Un excité, le docteur Michel Lallement ? Nullement. «J’ai fait le constat, comme tant d’autres, que les cancers explosent. Que faire ? J’ai choisi de travailler sur le terrain de la personne, l’alimentation en particulier.» Et il n’est pas le seul. Depuis peu, se développe tout un courant pour vanter les mérites cliniques du jeûne, en particulier pour soigner de graves maladies mentales, mais aussi bon nombre de cancers. Il y aurait des dizaines d’essais en cours en Europe, aucun en France. Toute une école médicale est en train de se structurer ; un documentaire sur Arte a été récemment diffusé et, la semaine prochaine, la très sérieuse maison d’édition La Découverte publiera le Jeûne, une nouvelle thérapie ? du documentariste Thierry de Lestrade (1).

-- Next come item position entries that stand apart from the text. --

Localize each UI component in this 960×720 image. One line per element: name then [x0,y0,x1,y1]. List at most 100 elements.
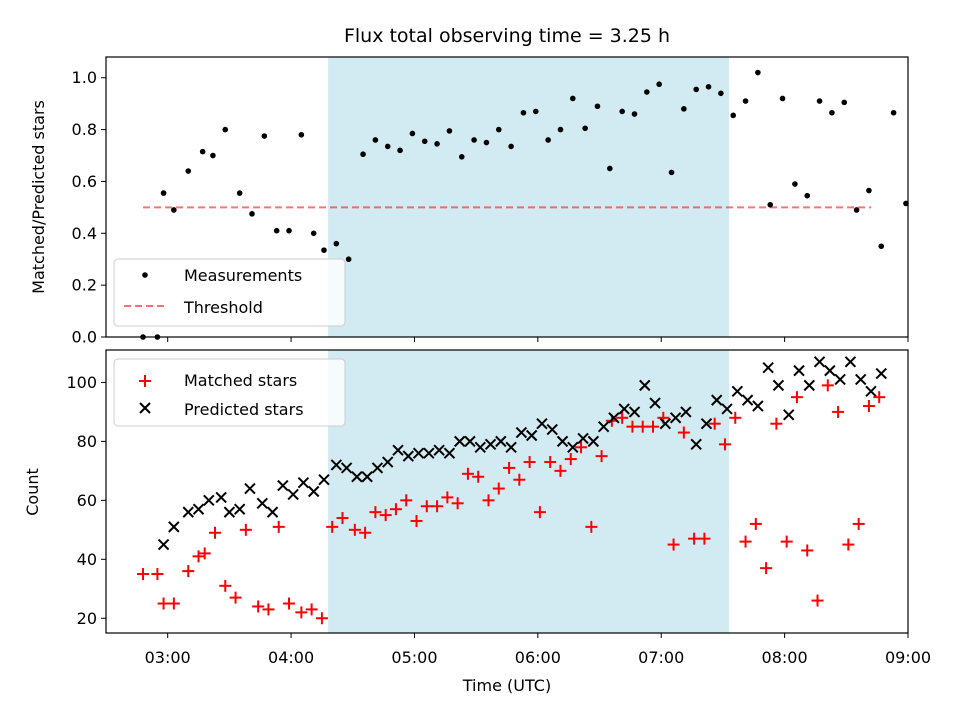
predicted-star-point [752,400,764,412]
predicted-star-point [711,394,723,406]
predicted-star-point [618,403,630,415]
predicted-star-point [453,435,466,448]
legend-marker-predicted [139,402,151,414]
matched-star-point [295,606,308,619]
predicted-star-point [536,417,548,430]
predicted-star-point [783,409,795,421]
top-y-tick-label: 0.0 [72,328,97,347]
measurement-point [483,139,490,146]
measurement-point [333,240,340,247]
matched-star-point [647,420,660,433]
predicted-star-point [834,373,846,386]
measurement-point [261,133,268,139]
measurement-point [582,125,588,132]
matched-star-point [626,420,639,433]
matched-star-point [283,597,296,610]
measurement-point [199,148,206,155]
measurement-point [446,128,453,134]
predicted-star-point [597,420,610,433]
measurement-point [210,152,216,159]
top-y-tick-label: 0.6 [72,172,97,191]
predicted-star-point [680,406,692,418]
matched-star-point [718,438,731,451]
legend-label-measurements: Measurements [184,266,302,285]
measurement-point [345,256,352,263]
measurement-point [742,98,749,104]
predicted-star-point [330,459,343,471]
predicted-star-point [484,438,497,451]
measurement-point [409,130,416,137]
matched-star-point [389,503,402,516]
matched-star-point [239,523,252,536]
predicted-star-point [203,494,215,507]
predicted-star-point [266,506,279,518]
matched-star-point [575,441,588,454]
matched-star-point [315,612,328,625]
measurement-point [693,86,699,93]
measurement-point [607,165,613,172]
measurement-point [681,106,687,112]
predicted-star-point [844,356,857,368]
x-tick-label: 06:00 [515,648,561,667]
predicted-star-point [824,364,836,377]
matched-star-point [252,600,265,613]
matched-star-point [400,494,413,507]
predicted-star-point [649,397,661,409]
measurement-point [705,84,712,90]
matched-star-point [420,500,433,513]
measurement-point [730,112,737,119]
predicted-star-point [340,462,353,474]
measurement-point [372,137,379,143]
measurement-point [816,98,823,104]
bottom-legend: Matched stars Predicted stars [113,358,346,427]
matched-star-point [348,523,361,536]
matched-star-point [151,568,164,581]
matched-star-point [729,411,742,424]
matched-star-point [503,461,516,474]
bottom-legend-box [113,358,346,427]
matched-star-point [544,456,557,469]
highlight-span [328,57,730,337]
measurement-point [508,143,514,150]
matched-star-point [359,526,372,539]
matched-star-point [821,379,834,392]
x-axis-label: Time (UTC) [462,676,551,695]
measurement-point [804,192,811,199]
predicted-star-point [382,456,394,468]
measurement-point [360,151,366,158]
measurement-point [792,181,798,187]
measurement-point [222,126,229,133]
top-panel: 0.0 0.2 0.4 0.6 0.8 1.0 Matched/Predicted sta… [29,56,909,347]
predicted-star-point [525,429,538,442]
predicted-star-point [371,462,384,474]
top-y-tick-label: 0.8 [72,120,97,139]
predicted-star-point [423,447,435,459]
predicted-star-point [762,361,774,374]
top-legend-box [113,258,346,327]
predicted-star-point [351,471,363,483]
x-tick-label: 04:00 [268,648,314,667]
predicted-star-point [546,423,558,436]
predicted-star-point [192,503,205,515]
matched-star-point [585,520,598,533]
matched-star-point [208,526,221,539]
chart-title: Flux total observing time = 3.25 h [344,25,670,47]
measurement-point [171,207,177,213]
predicted-star-point [361,471,373,483]
matched-star-point [688,532,701,545]
predicted-star-point [215,491,227,504]
predicted-star-point [659,417,672,430]
matched-star-point [192,550,205,563]
matched-star-point [770,417,783,430]
predicted-star-point [587,435,600,448]
legend-label-predicted: Predicted stars [184,400,304,419]
predicted-star-point [412,447,425,459]
predicted-star-point [402,450,414,462]
predicted-star-point [307,485,320,498]
measurement-point [631,111,638,117]
matched-star-point [739,535,752,548]
matched-star-point [219,579,232,592]
predicted-star-point [567,441,579,453]
matched-star-point [182,565,195,578]
predicted-star-point [433,444,445,456]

Qu’en penser ? Une nouvelle lubie ? Comme souvent lorsqu’il s’agit de médecines parallèles - le jeûne n’est pas considéré «comme une bonne pratique médicale» par l’Institut national du cancer -, il y a de tout, à boire et à manger. Le livre de Thierry de Lestrade est un bon reflet de ce fourre-tout. S’y amoncellent des témoignages sur un registre «quasi miraculeux», mais aussi une analyse historique intéressante, où l’on apprend comment le jeûne est devenu à la mode, notamment pour traiter les maladies mentales au début du siècle, pour disparaître ensuite, vaincu par les industries pharmaceutiques qui ont préféré vendre leurs molécules. Et ainsi de suite.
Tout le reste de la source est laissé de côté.